Inorganic Nanoparticles For Overcoming Biological Barriers For Advanced Drug Delivery

• By: POPAT, Amirali (The University Of Queensland, Australia)
• Co-author(s): Prof Amirali Popat (University of Queensland, Brisbane, Australia)
  
• Abstract:

  Background/Purpose: Biological barriers, such as mucosal surfaces, epithelial junctions, and cellular membranes, can impede effective delivery of many drugs especially biologics. Many biological activities occur at the nanoscale, and thus engineered nanomaterials are advantageous in modulating biological barriers to improve therapeutic outcomes. However, traditional polymeric and lipid nanoparticles suffer from low encapsulation efficiency, complex manufacturing and nonspecific drug release limiting their clinical utility.

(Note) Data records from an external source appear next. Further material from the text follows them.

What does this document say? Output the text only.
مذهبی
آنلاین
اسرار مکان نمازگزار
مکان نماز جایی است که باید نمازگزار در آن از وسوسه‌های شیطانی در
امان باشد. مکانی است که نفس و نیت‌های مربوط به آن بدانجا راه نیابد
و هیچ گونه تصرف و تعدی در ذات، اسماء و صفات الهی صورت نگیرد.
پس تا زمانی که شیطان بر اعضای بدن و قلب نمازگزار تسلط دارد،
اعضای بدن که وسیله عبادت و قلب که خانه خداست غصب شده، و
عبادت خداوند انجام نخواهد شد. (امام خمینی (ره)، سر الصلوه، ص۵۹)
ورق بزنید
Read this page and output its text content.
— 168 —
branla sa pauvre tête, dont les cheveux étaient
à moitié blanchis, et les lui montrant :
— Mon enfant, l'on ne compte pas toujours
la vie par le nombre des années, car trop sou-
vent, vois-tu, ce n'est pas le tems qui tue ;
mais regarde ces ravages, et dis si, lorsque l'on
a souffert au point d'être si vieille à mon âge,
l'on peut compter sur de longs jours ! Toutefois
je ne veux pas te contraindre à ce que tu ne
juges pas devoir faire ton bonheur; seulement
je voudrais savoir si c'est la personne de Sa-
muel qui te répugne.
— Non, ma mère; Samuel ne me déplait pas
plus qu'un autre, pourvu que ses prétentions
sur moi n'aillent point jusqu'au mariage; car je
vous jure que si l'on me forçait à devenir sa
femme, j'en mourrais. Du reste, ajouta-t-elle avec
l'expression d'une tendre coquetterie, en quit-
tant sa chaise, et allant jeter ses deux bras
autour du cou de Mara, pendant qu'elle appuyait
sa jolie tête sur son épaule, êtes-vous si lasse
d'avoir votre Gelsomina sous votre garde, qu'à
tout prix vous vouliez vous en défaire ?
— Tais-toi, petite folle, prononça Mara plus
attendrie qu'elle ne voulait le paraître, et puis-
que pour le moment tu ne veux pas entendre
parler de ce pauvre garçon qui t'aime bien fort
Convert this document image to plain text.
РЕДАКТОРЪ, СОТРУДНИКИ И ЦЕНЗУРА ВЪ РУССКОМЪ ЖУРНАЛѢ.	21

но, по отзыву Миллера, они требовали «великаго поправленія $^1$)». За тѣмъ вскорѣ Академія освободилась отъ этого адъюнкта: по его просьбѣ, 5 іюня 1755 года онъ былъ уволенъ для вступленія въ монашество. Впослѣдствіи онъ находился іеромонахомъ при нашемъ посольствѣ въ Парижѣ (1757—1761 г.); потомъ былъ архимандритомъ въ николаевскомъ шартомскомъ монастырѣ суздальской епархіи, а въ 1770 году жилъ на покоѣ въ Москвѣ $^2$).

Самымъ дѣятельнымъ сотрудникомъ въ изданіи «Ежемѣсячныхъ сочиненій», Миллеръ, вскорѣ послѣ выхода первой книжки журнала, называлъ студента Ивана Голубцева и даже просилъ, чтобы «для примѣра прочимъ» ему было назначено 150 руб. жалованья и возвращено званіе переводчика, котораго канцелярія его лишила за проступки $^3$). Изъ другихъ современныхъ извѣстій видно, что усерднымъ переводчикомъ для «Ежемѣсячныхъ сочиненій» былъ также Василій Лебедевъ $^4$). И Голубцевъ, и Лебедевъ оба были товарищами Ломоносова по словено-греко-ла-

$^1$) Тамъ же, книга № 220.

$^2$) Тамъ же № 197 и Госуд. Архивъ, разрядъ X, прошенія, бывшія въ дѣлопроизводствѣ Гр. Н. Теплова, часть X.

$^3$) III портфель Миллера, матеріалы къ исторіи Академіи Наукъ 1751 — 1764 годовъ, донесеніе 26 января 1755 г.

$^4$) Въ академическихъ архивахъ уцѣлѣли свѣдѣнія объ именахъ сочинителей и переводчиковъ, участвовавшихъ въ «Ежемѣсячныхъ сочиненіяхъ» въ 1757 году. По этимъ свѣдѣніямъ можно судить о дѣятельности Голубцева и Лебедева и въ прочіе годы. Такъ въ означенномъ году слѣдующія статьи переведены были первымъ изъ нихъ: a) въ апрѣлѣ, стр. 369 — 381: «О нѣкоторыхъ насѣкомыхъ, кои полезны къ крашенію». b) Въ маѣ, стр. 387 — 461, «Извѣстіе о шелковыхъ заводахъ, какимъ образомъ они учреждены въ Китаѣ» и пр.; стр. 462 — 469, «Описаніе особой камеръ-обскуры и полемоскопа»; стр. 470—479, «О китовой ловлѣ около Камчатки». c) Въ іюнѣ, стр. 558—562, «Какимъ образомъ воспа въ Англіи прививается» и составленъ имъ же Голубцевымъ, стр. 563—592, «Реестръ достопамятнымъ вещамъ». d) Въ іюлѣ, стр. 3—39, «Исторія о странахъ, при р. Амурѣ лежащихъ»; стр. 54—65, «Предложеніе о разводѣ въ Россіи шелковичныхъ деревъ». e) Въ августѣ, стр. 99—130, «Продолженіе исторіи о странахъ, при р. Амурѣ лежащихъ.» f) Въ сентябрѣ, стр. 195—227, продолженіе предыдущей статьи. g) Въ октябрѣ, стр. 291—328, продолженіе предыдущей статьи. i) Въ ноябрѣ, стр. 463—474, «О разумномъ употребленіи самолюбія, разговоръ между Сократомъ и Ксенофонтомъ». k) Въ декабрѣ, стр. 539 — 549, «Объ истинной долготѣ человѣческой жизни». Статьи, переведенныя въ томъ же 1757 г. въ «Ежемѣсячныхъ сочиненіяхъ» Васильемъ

  My laboratory is internationally recognised in the development of programmable nanoparticles to tackle diverse drug delivery problems including overcoming biological barriers. Our patented porous silica-based platforms (MSNs) can be tuned at a nanoscale to create formulations with high loading capacity, targeted delivery of variety of drugs. [1, 2] Our group focuses on use of MSNs nanocomposites to overcome multiple biological barriers (Gut, Tumour, and BBB). We are particularly interested in effective oral delivery of hydrophobic drugs and macromolecules. For instance, by harnessing the high surface functionality of MSN we have prepared various pH and enzyme responsive drug delivery systems based on MSNs for targeting small intestine and inflamed gut. Additionally, we have evaluated the potential of library of silica particles in delivery of variety of small and macromolecules for the treatment of IBD, Diabetes, TB, and Brain Cancer. [1, 3-8]
  Results: By tuning the nanoscale properties of silica nanoparticles we have shown that we are able to improve solubility and oral bioavailability of many small molecules (Budesonide, Curcumin, Resveratrol, Vorinostat) and antimicrobials (Vancomycin, Meropenem). By tuning the nanoscale surface roughness and pore-size we discovered that silica nanoparticles can act as a non-toxic permeation enhancer to improve oral delivery of biologics (Insulin, exenatide, IL-22) in vitro and in vivo. Very Recently, we have developed ultrasmall (30 nm) silica nanoparticles and shown its capability in the treatment of Glioblastoma[9].
  Conclusion: We believe that inorganic nanoparticles such as MSNs and its hybrids have the potential to become all in one excipient/carrier for overcoming multiple biological barriers and has the potential to be translated into clinical practice in the future.